This is the d’var Torah I delivered at Congregation Neveh Shalom on February 21, 2026.
If you’ve ever been part of a building project, a synagogue renovation, a school fundraiser, or even organizing a big family event, you know it’s rarely about the bricks or logistics alone. It’s about trust. It’s about a shared purpose. The quiet question underneath it all is, do we really believe in this enough to build it together? When the world feels fractured by ongoing wars and geopolitical instability, that question feels especially urgent. What does it mean to build something sacred together when the world around us often feels broken or unsettled?

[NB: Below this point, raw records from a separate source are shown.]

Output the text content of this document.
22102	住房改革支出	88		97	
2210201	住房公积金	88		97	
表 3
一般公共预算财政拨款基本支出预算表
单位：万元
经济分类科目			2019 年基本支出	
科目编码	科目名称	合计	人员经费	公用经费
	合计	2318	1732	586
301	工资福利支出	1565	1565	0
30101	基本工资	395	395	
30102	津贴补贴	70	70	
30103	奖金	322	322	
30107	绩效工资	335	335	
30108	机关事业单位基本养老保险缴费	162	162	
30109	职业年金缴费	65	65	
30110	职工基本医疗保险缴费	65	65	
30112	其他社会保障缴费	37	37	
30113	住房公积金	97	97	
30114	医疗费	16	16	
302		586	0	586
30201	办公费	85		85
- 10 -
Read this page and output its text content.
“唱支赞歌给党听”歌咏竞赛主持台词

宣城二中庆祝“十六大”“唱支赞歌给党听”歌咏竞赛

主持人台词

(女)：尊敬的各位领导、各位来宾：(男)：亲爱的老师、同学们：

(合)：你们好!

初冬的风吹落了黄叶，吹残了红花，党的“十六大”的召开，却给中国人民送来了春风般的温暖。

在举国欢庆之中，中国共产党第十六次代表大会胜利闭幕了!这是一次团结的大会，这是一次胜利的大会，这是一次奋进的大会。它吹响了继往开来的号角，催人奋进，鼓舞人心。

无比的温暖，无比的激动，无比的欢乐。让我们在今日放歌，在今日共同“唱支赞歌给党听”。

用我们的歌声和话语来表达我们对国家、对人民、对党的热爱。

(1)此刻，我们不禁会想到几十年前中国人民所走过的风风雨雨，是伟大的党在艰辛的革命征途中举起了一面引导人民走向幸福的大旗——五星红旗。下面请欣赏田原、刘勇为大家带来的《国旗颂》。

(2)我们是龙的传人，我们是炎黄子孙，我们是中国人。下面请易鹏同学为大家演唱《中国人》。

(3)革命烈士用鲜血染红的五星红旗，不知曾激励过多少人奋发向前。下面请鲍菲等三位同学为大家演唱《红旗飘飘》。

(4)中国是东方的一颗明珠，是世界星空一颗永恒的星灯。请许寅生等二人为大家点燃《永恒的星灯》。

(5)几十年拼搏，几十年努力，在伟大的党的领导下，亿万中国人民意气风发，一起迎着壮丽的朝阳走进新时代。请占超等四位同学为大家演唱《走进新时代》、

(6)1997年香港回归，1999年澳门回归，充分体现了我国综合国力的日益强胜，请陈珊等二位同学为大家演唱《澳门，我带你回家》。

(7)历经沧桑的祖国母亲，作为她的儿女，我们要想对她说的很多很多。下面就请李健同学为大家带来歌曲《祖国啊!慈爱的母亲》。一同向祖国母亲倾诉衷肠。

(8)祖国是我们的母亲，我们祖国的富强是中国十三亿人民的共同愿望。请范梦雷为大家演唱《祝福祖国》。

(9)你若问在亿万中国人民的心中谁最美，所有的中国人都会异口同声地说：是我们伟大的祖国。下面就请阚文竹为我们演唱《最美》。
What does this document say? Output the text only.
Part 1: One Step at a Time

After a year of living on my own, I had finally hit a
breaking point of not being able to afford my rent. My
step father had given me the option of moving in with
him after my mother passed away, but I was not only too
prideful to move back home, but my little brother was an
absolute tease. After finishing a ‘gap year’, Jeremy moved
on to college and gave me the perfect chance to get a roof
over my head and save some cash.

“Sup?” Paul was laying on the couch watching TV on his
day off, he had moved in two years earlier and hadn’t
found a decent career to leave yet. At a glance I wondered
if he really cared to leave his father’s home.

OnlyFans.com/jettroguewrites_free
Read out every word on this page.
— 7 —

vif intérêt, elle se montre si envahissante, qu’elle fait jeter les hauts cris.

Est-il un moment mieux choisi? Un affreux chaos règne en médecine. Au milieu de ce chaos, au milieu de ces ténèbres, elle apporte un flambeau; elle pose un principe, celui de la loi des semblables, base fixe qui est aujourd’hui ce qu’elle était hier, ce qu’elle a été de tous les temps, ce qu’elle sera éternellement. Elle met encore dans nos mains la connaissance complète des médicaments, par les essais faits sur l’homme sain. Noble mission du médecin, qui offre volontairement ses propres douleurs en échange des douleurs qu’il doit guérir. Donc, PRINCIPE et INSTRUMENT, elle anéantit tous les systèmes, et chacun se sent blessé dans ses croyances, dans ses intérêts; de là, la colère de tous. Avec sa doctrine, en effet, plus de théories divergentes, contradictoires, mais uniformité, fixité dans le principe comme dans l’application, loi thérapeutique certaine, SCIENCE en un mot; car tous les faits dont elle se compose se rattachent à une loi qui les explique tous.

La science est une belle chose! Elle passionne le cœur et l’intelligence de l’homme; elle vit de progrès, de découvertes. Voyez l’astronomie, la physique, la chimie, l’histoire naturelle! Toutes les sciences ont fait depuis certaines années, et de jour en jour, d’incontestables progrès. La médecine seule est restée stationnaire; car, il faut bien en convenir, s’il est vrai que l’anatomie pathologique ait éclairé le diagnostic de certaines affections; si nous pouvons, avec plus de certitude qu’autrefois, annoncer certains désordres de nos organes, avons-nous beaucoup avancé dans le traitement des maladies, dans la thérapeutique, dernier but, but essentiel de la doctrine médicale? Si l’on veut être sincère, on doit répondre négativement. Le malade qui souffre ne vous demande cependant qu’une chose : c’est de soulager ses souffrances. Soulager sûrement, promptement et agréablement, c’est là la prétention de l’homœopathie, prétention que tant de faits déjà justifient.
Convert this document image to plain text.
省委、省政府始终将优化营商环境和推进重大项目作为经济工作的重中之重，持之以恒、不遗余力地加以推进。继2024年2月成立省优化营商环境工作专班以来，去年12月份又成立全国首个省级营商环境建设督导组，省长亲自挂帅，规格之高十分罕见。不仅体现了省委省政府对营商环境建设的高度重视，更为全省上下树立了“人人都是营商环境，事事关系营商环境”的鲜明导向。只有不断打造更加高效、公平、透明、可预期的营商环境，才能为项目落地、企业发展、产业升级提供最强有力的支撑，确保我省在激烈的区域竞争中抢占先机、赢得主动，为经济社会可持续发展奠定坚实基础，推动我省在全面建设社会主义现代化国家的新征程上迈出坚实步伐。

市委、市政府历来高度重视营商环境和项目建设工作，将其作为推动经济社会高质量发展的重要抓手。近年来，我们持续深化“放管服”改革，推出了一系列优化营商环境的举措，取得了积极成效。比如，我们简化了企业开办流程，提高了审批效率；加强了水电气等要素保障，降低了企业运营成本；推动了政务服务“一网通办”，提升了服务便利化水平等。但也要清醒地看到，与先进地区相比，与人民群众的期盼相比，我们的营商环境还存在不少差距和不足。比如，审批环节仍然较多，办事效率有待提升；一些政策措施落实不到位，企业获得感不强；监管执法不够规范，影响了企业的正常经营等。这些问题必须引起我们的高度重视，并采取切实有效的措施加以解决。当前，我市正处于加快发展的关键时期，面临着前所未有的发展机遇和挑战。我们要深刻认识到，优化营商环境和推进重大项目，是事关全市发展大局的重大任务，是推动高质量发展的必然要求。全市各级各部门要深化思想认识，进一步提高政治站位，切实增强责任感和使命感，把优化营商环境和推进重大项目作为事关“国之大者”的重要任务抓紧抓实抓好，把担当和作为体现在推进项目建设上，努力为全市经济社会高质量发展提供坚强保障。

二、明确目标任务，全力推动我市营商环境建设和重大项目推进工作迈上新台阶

Parshat Terumah marks a turning point in the Torah. After revelation at Sinai, God invites the Israelites to create a physical space for holiness, the Mishkan, the portable sanctuary. The people are asked to bring gifts: gold, silver, fabrics, acacia wood, oil, and spices. These aren’t taxes or other obligations exactly; they’re offerings of the heart. The detailed instructions that follow are less about architecture than about relationship and a community partnering with God to make space for presence.
One commentary I always find striking comes from the Ramban (Nachmanides), who teaches that the Mishkan was essentially a continuation of Sinai, a way to carry revelation with them wherever they traveled. Holiness wasn’t meant to stay on the mountain; it had to be built into daily life.
And notice how it happens: collectively. No single person could build the Mishkan. The Torah’s repeated emphasis on contributions reminds us that sacred community emerges not from uniformity, but from shared commitment. Each person brought what they could. That message resonates now. It feels a little too easy to be tempted toward despair, but the Torah quietly insists that building together is itself a spiritual act. Community doesn’t eliminate the world’s pain, but it gives us the strength to face it without losing hope.
So, our invitation in Terumah is both simple and challenging. Keep building. Build community even when the world feels unstable. Show up for one another. Offer what you can through your time, kindness, presence, resources, and prayer. Why? Because none of us carries the whole weight alone.
The Mishkan was never just a structure. It was a declaration that even in uncertain times, we choose connection over fragmentation, purpose over fear, sacred partnership over going it alone. May we continue to build spaces, in our congregation, our homes, and our world, where holiness can dwell among us.